Young Slasher, the latest from S. Elliot Brandis, is a slasher horror story that owes an awful lot to comic books, particularly Mark Millar’s Kick-Ass and uber-scribe Grant Morrison. This is a story that wears its influences proudly on its sleeve and name-drops them with regularity, not necessarily to be cute to show off a measure of pop culture awareness, but because these are the things that shape and inform our titular killer, who goes by the very comic book-ish name of Mia Sanguine.

 

Mia is a real-life movie slasher for the twenty-first century. Inspired by comic books and horror movies, her psychopathy even comes with its own Spotify playlist so that she can kill with a punk soundtrack. Her origin story is rooted in modern-day Big Topics of our time, as her and her best friend are ridiculed and bullied by their high school peers. Mia was a late transfer to a private school filled with spoiled, rotten rich kids and her taste in fashion and music made her an outcast.

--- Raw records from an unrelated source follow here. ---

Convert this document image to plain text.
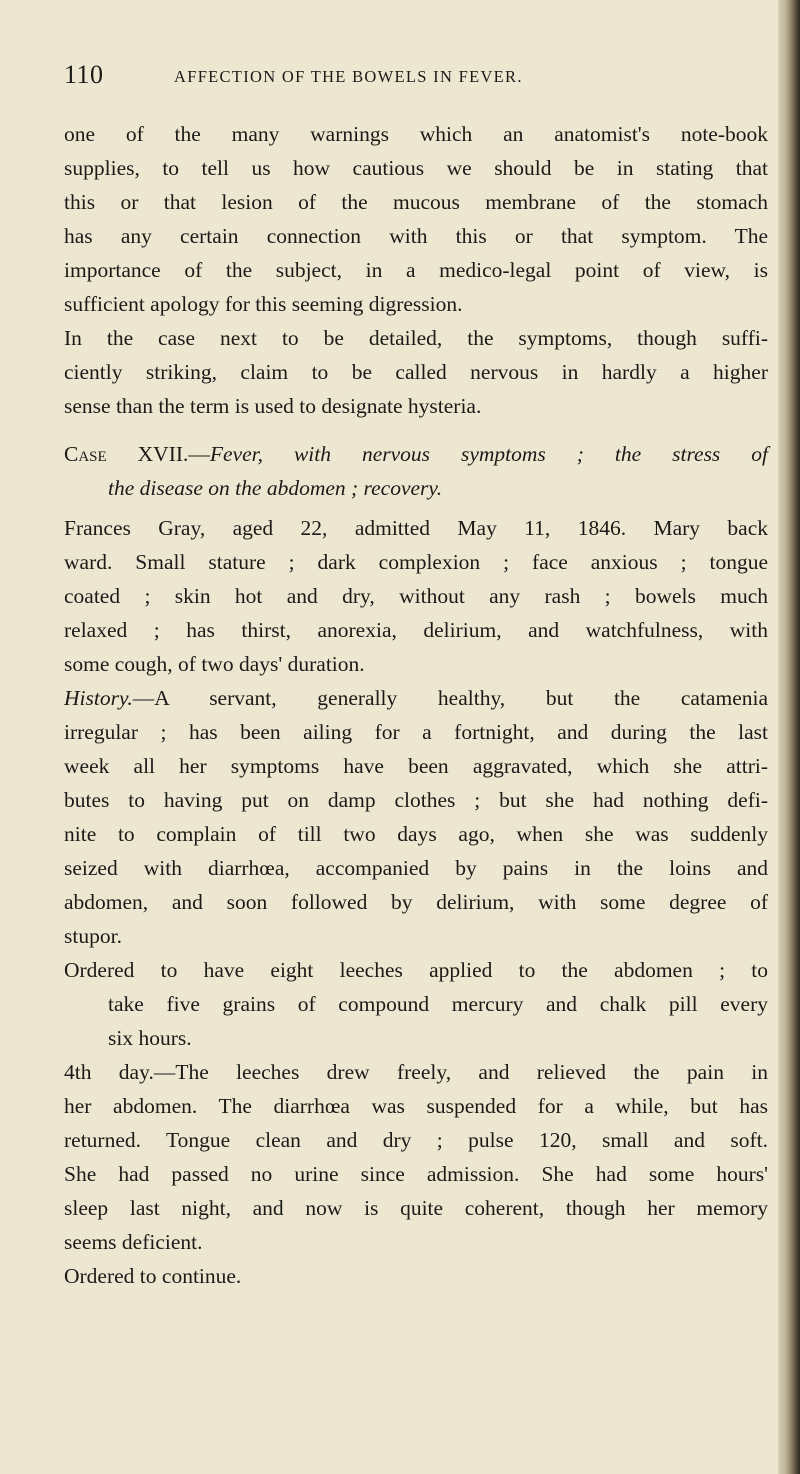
110	AFFECTION OF THE BOWELS IN FEVER.
one of the many warnings which an anatomist's note-book
supplies, to tell us how cautious we should be in stating that
this or that lesion of the mucous membrane of the stomach
has any certain connection with this or that symptom. The
importance of the subject, in a medico-legal point of view, is
sufficient apology for this seeming digression.
In the case next to be detailed, the symptoms, though suffi-
ciently striking, claim to be called nervous in hardly a higher
sense than the term is used to designate hysteria.
Case XVII.—Fever, with nervous symptoms ; the stress of
the disease on the abdomen ; recovery.
Frances Gray, aged 22, admitted May 11, 1846. Mary back
ward. Small stature ; dark complexion ; face anxious ; tongue
coated ; skin hot and dry, without any rash ; bowels much
relaxed ; has thirst, anorexia, delirium, and watchfulness, with
some cough, of two days' duration.
History.—A servant, generally healthy, but the catamenia
irregular ; has been ailing for a fortnight, and during the last
week all her symptoms have been aggravated, which she attri-
butes to having put on damp clothes ; but she had nothing defi-
nite to complain of till two days ago, when she was suddenly
seized with diarrhœa, accompanied by pains in the loins and
abdomen, and soon followed by delirium, with some degree of
stupor.
Ordered to have eight leeches applied to the abdomen ; to
take five grains of compound mercury and chalk pill every
six hours.
4th day.—The leeches drew freely, and relieved the pain in
her abdomen. The diarrhœa was suspended for a while, but has
returned. Tongue clean and dry ; pulse 120, small and soft.
She had passed no urine since admission. She had some hours'
sleep last night, and now is quite coherent, though her memory
seems deficient.
Ordered to continue.
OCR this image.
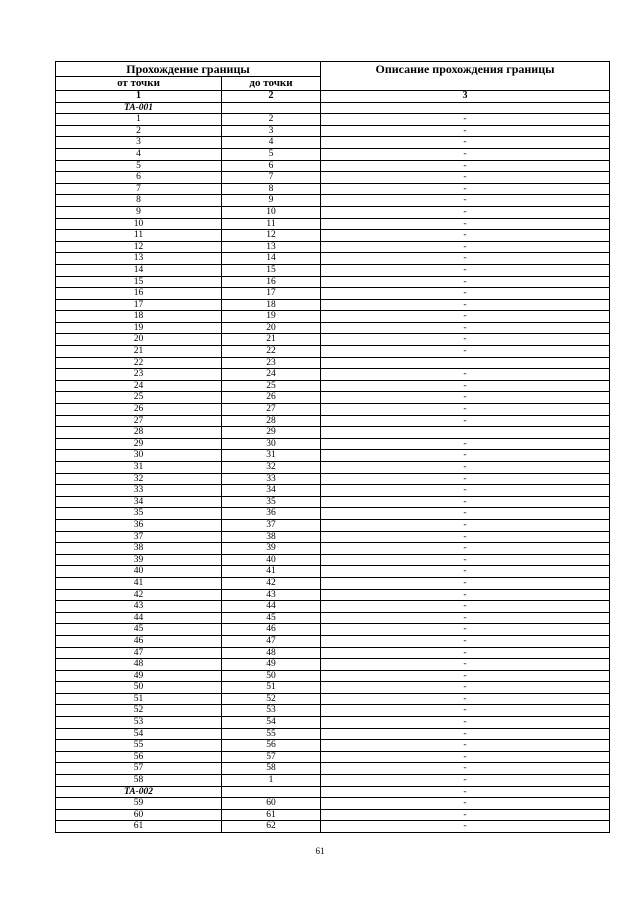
Прохождение границы		Описание прохождения границы
от точки	до точки	
1	2	3
ТА-001		
1	2	-
2	3	-
3	4	-
4	5	-
5	6	-
6	7	-
7	8	-
8	9	-
9	10	-
10	11	-
11	12	-
12	13	-
13	14	-
14	15	-
15	16	-
16	17	-
17	18	-
18	19	-
19	20	-
20	21	-
21	22	-
22	23	
23	24	-
24	25	-
25	26	-
26	27	-
27	28	-
28	29	
29	30	-
30	31	-
31	32	-
32	33	-
33	34	-
34	35	-
35	36	-
36	37	-
37	38	-
38	39	-
39	40	-
40	41	-
41	42	-
42	43	-
43	44	-
44	45	-
45	46	-
46	47	-
47	48	-
48	49	-
49	50	-
50	51	-
51	52	-
52	53	-
53	54	-
54	55	-
55	56	-
56	57	-
57	58	-
58	1	-
ТА-002		-
59	60	-
60	61	-
61	62	-
61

Her friend Casey is struggling to define his sexuality and is routinely harassed by his bigoted, homophobic classmates. And so, they hatch a plot, inspired quite knowingly by Kick-Ass. They want to become real-life horror movie killers.

 

And although I stated above that this is a horror story, that’s not entirely correct. It has all the benchmarks of a horror narrative – that sleek, cool looking cover; a terrific bit of the old ultraviolence; a fantastic slasher villain with an impressive array of cutlery and scorn – but Young Slasher is more accurately a fun work of metafiction. As Mia might say, this book is “meta as fuck!” and the meta narrative run multiple layers deep, reaching quite a bit beyond merely the fictional, fourth-wall breaking killer that fans of Deadpool will recognize.

 

Aside from being an interesting thought experiment and clever literary construct, this book would not work without a reason to care beyond picking out points of reference and trying to figure out what’s real and what’s not. That’s where the characters come in. Mia is simply a fun girl to hang out with for the couple hundred-some pages that she exists in. She’s brutal, but also empathetic, and, perhaps troublingly, somebody I could relate to.

 

As a victim of bullying during my own school years (being the only kid with a gnarly scar running the length of my chest from open heart surgery and unable to engage in the more rough-and-tumble aspects of gym class made me both an outcast and, since I couldn’t run, easy pickings. When I eventually found comfort in junk food and became overweight, I was then the fat, scarred outcast), I found myself fully sympathetic to Mia and Casey. I could understand their urge to find primal satisfaction in waging war against their tormentors, even if, even at my lowest, I wouldn’t have gone so far as to take an axe to somebody’s head (although I’ll admit to fancying some pretty dark daydreams about how to handle the idiot jock who liked to leave an empty seat between us so he could kick that empty desk over the seatback of my chair and into my spine over and over and over during high school Geometry).

 

Mia and Casey may want to be villains, but, like most fictional anarchists, there’s a certain measure of joyful escapism to be had in their exploits. It’s fun to watch them turn the tables on their bullies, even as they go far beyond the pale in their brutality, taking a beeline right away from justice and straight on to revenge.

 

[Note: I received an advance copy of this book from the author in exchange for an honest review.]